Anyway, back to the bill.  While Bush has ensured that any idiot who sees a terrorist around every corner will be protected, he still objects to cargo screening — and to the public knowing how much in total is being spent on intelligence.  Because, you know, any transparency in government means the terrorists win.

The most controversial provision in the legislation requires the radiation scanning of cargo containers in more than 600 ports from which ships leave for the U.S. The White House, and other critics, say that the technology isn’t there, that the requirement could disrupt trade and that current procedures including manifest inspections at foreign ports and radiation monitoring in U.S. ports are working well.

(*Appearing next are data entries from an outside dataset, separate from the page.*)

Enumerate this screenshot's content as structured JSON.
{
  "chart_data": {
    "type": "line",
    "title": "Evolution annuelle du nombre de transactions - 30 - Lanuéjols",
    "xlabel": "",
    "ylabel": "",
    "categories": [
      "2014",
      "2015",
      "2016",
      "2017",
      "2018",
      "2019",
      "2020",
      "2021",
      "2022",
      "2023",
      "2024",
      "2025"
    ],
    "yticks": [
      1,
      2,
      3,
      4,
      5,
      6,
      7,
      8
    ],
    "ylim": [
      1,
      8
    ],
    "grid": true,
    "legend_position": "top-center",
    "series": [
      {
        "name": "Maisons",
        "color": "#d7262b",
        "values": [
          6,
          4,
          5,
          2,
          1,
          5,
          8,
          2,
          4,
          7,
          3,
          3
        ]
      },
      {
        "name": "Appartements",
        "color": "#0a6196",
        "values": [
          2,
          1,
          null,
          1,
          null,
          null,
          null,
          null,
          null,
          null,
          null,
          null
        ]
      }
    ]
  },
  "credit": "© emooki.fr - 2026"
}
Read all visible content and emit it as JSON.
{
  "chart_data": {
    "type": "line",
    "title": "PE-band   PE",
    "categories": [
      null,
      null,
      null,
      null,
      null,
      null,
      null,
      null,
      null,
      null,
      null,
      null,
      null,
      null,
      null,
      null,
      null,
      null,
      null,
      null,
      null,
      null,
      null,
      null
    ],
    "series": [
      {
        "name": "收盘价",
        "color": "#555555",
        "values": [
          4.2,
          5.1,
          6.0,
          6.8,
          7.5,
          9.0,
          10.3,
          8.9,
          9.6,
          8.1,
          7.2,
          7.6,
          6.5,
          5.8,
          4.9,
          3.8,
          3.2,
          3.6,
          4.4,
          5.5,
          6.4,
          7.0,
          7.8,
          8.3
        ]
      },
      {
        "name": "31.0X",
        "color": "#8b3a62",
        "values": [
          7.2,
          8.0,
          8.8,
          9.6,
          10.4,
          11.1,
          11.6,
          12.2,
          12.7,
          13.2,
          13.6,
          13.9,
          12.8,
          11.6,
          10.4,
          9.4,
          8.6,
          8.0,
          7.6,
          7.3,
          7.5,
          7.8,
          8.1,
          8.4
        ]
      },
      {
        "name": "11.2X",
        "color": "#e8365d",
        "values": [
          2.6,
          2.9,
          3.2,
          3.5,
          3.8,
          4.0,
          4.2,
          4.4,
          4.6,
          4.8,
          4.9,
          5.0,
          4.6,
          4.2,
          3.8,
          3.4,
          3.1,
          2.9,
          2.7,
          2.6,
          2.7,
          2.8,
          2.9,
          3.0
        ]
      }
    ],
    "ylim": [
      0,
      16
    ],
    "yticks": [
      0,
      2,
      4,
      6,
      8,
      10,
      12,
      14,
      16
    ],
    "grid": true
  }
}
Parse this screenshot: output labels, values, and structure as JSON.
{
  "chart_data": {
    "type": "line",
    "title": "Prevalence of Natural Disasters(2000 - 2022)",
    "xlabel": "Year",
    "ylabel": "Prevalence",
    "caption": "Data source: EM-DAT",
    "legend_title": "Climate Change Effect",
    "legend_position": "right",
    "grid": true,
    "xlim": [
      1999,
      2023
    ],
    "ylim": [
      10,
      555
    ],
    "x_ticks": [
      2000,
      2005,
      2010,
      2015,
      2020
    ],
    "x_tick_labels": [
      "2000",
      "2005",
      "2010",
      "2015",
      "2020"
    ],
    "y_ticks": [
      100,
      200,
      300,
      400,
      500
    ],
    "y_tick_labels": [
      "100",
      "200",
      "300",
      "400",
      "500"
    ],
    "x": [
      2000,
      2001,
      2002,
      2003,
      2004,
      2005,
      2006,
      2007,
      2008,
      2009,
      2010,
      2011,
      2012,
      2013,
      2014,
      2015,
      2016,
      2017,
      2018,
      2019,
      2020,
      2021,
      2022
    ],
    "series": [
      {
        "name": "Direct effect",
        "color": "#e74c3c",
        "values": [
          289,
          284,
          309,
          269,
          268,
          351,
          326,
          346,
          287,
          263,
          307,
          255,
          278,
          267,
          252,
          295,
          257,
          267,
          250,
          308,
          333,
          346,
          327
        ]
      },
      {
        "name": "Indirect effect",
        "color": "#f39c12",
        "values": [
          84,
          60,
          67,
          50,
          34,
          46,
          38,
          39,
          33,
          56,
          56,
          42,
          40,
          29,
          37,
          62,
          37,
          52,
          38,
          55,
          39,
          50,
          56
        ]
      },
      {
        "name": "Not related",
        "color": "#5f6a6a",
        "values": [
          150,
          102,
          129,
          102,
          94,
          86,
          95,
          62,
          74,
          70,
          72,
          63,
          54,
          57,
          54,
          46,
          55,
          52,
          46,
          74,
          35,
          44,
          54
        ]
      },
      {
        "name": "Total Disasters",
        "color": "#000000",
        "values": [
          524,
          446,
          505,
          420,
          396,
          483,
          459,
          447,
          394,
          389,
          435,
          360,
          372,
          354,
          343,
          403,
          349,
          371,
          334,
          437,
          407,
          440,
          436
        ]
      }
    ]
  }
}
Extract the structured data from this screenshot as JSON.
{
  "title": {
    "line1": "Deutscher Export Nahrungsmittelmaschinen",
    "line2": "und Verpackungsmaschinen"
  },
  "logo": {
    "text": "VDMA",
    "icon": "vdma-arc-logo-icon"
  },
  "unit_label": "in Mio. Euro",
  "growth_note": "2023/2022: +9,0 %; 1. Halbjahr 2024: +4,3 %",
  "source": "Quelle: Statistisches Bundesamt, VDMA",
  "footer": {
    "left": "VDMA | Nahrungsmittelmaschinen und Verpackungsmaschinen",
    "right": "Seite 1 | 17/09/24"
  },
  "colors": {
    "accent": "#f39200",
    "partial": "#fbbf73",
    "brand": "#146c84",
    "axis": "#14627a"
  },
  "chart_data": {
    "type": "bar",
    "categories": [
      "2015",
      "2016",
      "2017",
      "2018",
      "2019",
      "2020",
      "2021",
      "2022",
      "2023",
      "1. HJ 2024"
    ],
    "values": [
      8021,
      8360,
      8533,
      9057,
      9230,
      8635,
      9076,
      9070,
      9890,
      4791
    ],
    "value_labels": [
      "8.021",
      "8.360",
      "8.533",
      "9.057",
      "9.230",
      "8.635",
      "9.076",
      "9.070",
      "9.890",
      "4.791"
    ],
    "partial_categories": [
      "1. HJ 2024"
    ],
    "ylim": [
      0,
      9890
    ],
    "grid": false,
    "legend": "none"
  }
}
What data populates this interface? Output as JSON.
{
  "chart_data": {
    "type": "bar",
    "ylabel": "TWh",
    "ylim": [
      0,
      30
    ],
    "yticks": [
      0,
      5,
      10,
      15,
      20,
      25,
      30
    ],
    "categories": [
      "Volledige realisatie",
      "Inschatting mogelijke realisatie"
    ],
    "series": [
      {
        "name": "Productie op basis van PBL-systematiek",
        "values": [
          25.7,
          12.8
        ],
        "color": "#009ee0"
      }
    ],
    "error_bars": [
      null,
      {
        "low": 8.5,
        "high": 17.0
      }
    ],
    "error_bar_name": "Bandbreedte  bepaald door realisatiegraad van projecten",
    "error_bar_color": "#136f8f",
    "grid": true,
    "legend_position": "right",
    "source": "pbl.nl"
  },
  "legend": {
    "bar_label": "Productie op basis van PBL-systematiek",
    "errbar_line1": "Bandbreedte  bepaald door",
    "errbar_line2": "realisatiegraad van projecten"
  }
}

Supporters argue that the unthinkable devastation from the detonation of a nuclear device in an American port makes it imperative to scan cargo before it reaches U.S. shores. As a compromise, it was agreed that the Homeland Security secretary can extend the five-year deadline for 100 percent scanning in two-year increments if necessary.

The White House was also unhappy with a provision that requires total amounts requested and appropriated for the intelligence community to be made public.

I wonder how long Bush will delay before signing the bill — and what kind of signing statements he might attach.  Tony Snow has been so busy disparaging Congress lately that it would be hard to let this kind of achievement go unchallenged, even if it’s supported by the vast majority of Republicans as well as Democrats.